Scott Aaronson has a new 85 page essay up, titled "The Ghost in the Quantum Turing Machine". (Abstract here.) In Section 2.11 (Singulatarianism) he explicitly mentions Eliezer as an influence. But that's just a starting point, and he then moves in a direction that's very far from any kind of LW consensus. Among other things, he suggests that a crucial qualitative difference between a person and a digital upload is that the laws of physics prohibit making perfect copies of a person. Personally, I find the arguments completely unconvincing, but Aaronson is always thought-provoking and fun to read, and this is a good excuse to read about things like (I quote the abstract) "the No-Cloning Theorem, the measurement problem, decoherence, chaos, the arrow of time, the holographic principle, Newcomb's paradox, Boltzmann brains, algorithmic information theory, and the Common Prior Assumption". This is not just a shopping list of buzzwords, these are all important components of the author's main argument.

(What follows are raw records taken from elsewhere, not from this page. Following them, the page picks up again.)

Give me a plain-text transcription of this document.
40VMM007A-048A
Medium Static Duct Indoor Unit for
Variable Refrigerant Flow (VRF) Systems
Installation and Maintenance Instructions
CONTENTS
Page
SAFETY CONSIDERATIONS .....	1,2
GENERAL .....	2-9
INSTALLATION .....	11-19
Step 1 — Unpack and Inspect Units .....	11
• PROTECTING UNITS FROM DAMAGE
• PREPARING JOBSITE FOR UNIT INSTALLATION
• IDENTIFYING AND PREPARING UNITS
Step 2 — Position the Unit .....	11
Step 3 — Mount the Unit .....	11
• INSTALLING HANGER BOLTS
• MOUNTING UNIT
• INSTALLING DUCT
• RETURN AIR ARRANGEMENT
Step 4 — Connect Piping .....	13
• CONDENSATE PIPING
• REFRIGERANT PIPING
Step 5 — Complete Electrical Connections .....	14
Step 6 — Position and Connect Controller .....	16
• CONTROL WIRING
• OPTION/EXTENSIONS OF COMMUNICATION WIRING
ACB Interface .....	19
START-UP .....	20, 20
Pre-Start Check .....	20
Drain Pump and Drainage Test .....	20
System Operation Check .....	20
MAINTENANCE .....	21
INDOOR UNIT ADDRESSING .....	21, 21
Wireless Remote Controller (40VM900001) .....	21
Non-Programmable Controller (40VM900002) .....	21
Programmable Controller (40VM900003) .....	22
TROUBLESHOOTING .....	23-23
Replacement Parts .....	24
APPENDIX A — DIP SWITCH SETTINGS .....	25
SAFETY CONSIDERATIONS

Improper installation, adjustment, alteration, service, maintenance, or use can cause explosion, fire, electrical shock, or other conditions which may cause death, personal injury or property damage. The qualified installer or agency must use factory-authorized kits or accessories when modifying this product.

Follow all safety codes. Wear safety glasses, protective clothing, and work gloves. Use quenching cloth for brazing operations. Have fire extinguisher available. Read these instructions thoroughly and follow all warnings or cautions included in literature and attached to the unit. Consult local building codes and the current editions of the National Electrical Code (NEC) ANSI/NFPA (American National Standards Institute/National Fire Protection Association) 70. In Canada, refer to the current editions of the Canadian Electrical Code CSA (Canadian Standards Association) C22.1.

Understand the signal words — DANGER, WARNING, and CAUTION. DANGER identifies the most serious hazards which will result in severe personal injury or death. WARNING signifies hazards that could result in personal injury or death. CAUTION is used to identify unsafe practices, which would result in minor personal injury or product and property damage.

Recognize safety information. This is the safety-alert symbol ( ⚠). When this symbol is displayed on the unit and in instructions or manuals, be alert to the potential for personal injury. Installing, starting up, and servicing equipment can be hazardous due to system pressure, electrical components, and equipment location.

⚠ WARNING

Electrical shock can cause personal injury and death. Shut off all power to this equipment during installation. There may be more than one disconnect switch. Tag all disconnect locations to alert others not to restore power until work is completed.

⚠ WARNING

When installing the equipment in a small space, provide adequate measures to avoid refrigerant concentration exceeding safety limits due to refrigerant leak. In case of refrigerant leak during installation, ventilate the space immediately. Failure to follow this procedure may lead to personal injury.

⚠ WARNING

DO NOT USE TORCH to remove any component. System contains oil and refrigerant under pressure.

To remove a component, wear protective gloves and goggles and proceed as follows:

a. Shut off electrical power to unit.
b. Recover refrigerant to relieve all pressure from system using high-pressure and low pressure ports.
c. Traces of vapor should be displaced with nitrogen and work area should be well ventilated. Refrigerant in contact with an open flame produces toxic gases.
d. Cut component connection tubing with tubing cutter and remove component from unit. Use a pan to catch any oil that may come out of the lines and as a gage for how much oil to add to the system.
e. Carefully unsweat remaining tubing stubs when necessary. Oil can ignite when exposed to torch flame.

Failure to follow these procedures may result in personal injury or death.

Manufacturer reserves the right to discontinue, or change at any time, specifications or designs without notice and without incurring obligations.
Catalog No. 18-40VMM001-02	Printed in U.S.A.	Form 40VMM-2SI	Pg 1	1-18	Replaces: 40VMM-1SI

It unfortunately still seems weak to me, but the time spent reading it is not wasted at all.
Well, all I can say is that "getting a deity off the hook" couldn't possibly be further from my motives! :-) For the record, I see no evidence for a deity anything like that of conventional religions, and I see enormous evidence that such a deity would have to be pretty morally monstrous if it did exist. (I like the Yiddish proverb: "If God lived on earth, people would break His windows.") I'm guessing this isn't a hard sell here on LW.
Furthermore, for me the theodicy problem isn't even really connected to free will. As Dostoyevsky pointed out, even if there is indeterminist free will, you would still hope that a loving deity would install some "safety bumpers," so that people could choose to do somewhat bad things (like stealing hubcaps), but would be prevented from doing really, really bad ones (like mass-murdering children).
One last clarification: the whole point of my perspective is that I don't have to care about so-called "causal determination"---either the theistic kind or the scientific kind---until and unless it gets cashed out into actual predictions! (See Sec. 2.6.)